Mrs Johnston says Australia must meet it’s obligations under the UN Convention on the Rights of the Child.
"This detention model is fundamentally and morally flawed,” she says.
“The bottom line is that children should never be detained in these types of conditions. Their protection must be a first priority. Families and adults must be housed separately. The alarm bells were ringing long before this report was released. Australia has a duty of care for these children while they remain in an Australian-controlled environment.
“As an institution with the care of children as part of its remit, Bravehearts strongly believes that immigration detention centres need to be included as part of Royal Commission investigations. The Royal Commission covers youth detention centres, why not immigration detention centres?”
Mrs Johnston says contracted security companies and relevant authorities must be properly trained so they can mitigate risk and respond appropriately to disclosures of child sexual assault. She says this crime could be prevented if adults and children were properly educated, trained and informed and if the detention centre itself had strict risk management procedures and practices that prioritised the safety and protection of children.

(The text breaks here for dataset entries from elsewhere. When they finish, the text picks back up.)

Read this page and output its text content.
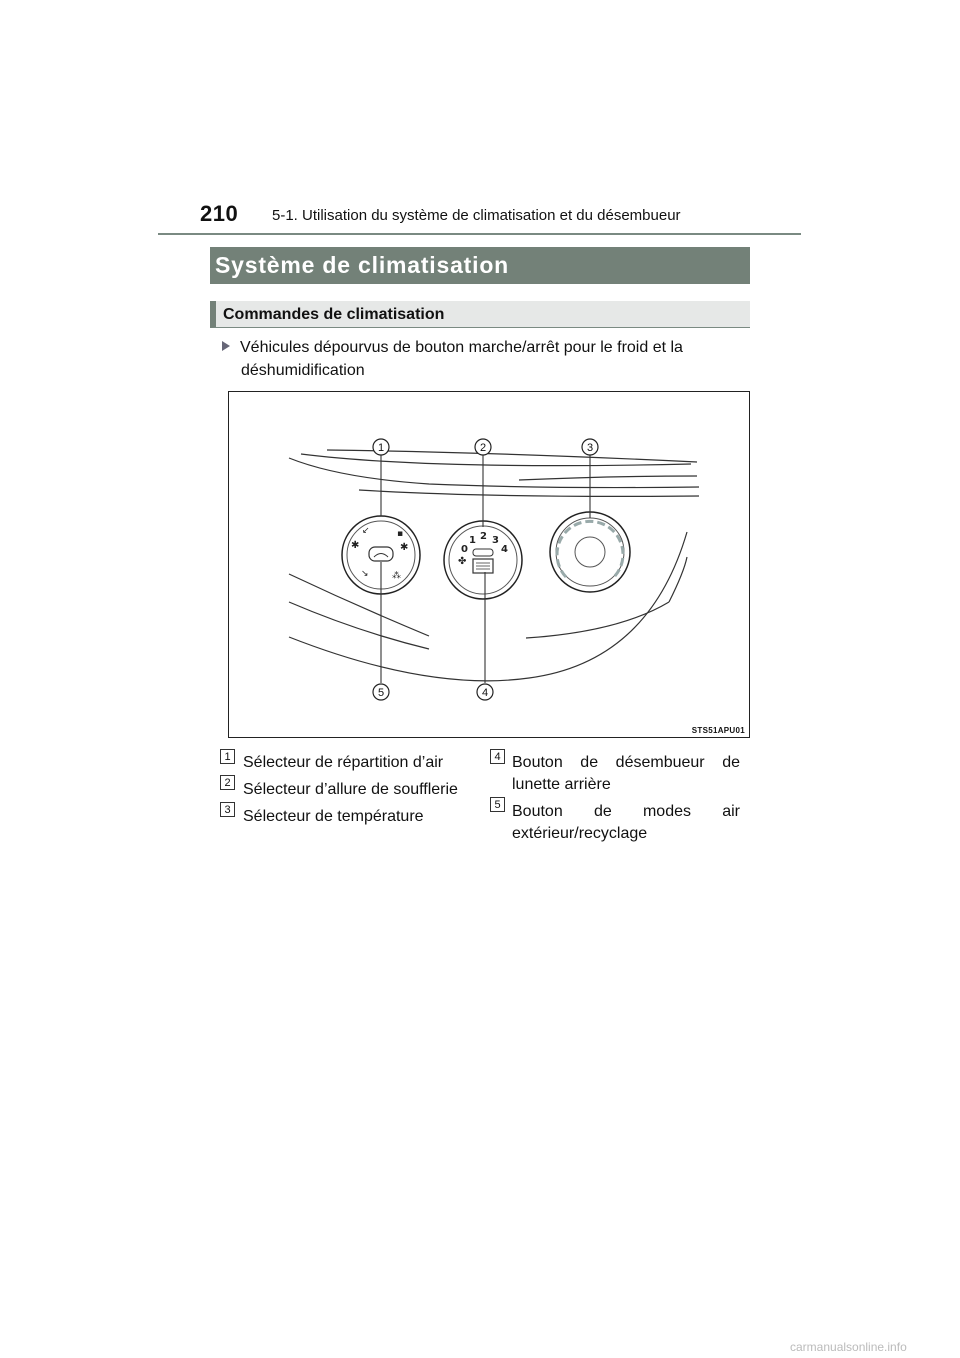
210 5-1. Utilisation du système de climatisation et du désembueur
Système de climatisation
Commandes de climatisation
Véhicules dépourvus de bouton marche/arrêt pour le froid et la
déshumidification
✱
↙	▪
✱
↘	⁂
✤
0
1 2 3
4
1	2	3
4
5
STS51APU01
1 Sélecteur de répartition d’air
2 Sélecteur d’allure de soufflerie
3 Sélecteur de température
4 Bouton de désembueur de
lunette arrière
5 Bouton de modes air
extérieur/recyclage
carmanualsonline.info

“Immediate counselling and support must now be offered to the victims and their families with ongoing access to counselling and support services as well as access to health and education,” she says.
“These are some of the most vulnerable people already under tremendous duress and their children will carry these heavy scars for a lifetime."
A recent Australian Human Rights Commission (AHRC) report contains interviews with 1129 children over a 15-month period from January 2013 to March 2014 and shows 233 recorded assaults involving children and 33 incidents of reported sexual assault.
The AHRC report outlines two cases: In November 2013 a 16 year old boy was allegedly sexually assaulted by a cleaner, in view of security staff. It is understood that the cleaner was removed from the centre indefinitely. In another instance, an eight-year-old boy was allegedly sexually assaulted by adult detainees in view of a security staff member.